I've spent the past few days trying to fit my brain back into normal life mold. I've been to class. I've written poems and fiction. I haven't written any intros or outros, and I definitely haven't spent hours staring at FinalCut and trying to condense 20 minutes of footage into 75 seconds of story.
I haven't had any condensed milk or savory crepes, and I haven't walked 10 miles or been through security three times in the span of an hour.
I ate in the caf and then resorted to Tastebuds pizza for dinner and fell asleep before 3 a.m. and didn't sprawl across Meredith and Ashley's beds with the rest of the team.
I read 60 pages of Moby Dick and started planning the news section of the Collegian and went to small group and had study dates and lunch dates with friends. I went to Solomon's Porch and spent two hours staring at the coffee shop and feeling like I was in the universe again.
The universe is very wide and has wide streets and candy blue skies. The universe has lots of familiar faces and at least 7 things I'm trying to read at once. The universe is messy and very solitary, but the land of my dreams is full of constant presence and a mattress on the floor and video equipment sprawled across a room and crepes every day and it's warm verging on hot and it's unreachable.
It's gone. It happened, it ended, it's finished, it exists only in my memory and the pictures I'll flip through for the rest of my life. It exists in the friendships that deepened over the week and a half in Sochi. It exists in the articles floating across the Internet that have my name on them. It exists in the reunions we'll have and the inside jokes I'll make to people who have no idea what I'm talking about.

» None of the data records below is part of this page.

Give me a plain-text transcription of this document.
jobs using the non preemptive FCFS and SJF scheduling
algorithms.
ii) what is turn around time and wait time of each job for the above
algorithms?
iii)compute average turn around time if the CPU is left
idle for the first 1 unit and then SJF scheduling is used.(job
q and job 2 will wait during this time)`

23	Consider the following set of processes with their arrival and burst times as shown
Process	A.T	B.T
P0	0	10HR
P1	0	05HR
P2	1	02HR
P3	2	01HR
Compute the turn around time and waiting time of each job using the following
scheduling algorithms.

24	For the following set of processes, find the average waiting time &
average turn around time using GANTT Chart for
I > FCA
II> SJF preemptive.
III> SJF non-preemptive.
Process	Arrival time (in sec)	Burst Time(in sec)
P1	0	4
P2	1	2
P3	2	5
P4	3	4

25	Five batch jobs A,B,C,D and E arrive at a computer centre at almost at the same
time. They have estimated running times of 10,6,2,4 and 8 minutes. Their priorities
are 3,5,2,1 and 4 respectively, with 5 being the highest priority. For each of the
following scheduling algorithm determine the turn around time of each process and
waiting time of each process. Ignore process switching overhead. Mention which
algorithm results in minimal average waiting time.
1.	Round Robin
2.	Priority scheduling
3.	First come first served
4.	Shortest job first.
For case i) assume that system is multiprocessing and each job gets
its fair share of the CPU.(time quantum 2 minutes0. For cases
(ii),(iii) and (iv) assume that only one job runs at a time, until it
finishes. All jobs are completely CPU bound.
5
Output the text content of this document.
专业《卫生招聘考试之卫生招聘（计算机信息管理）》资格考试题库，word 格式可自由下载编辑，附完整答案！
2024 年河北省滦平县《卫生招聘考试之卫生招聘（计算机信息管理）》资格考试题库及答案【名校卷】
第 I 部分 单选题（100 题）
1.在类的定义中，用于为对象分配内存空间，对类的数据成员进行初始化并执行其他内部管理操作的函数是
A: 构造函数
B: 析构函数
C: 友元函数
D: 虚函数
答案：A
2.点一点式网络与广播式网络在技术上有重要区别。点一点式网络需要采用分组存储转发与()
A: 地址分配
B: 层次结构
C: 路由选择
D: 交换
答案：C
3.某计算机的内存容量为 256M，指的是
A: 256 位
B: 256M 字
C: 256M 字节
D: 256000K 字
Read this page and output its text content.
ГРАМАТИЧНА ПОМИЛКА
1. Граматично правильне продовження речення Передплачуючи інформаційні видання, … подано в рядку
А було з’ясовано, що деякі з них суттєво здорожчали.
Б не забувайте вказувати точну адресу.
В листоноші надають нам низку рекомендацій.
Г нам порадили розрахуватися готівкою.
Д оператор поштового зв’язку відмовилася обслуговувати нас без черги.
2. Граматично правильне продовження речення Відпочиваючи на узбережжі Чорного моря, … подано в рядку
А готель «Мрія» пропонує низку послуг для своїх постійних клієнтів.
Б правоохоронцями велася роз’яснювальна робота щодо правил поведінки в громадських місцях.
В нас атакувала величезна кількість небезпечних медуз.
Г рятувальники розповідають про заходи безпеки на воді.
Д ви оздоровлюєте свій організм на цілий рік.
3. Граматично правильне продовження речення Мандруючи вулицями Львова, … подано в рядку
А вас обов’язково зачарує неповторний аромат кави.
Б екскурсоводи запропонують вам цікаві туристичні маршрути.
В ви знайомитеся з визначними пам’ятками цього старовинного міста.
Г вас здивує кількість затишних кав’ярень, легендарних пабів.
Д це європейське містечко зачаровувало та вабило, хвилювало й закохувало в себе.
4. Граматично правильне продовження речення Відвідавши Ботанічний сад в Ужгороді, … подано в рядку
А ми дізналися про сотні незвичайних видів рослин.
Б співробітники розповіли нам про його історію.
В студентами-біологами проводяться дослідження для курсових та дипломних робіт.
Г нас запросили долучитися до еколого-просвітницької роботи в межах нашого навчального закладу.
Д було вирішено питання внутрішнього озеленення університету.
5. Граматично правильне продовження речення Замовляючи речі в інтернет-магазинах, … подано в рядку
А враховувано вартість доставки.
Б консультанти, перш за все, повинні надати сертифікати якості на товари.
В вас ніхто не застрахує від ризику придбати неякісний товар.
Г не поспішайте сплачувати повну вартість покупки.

I'm trying to reshape my brain to fit the universe again, but today it's rebelling and springing into the shape of my dream and I'm wondering why things have to end. Why can't dreams last forever and reality take a bow, retreat behind the curtain and stay where it doesn't have to bother anyone.
Okay, so maybe tomorrow I'll be glad to be a functioning member of the universe, but today let's let the brain reshaping take a rest and watch The Big Bang Theory.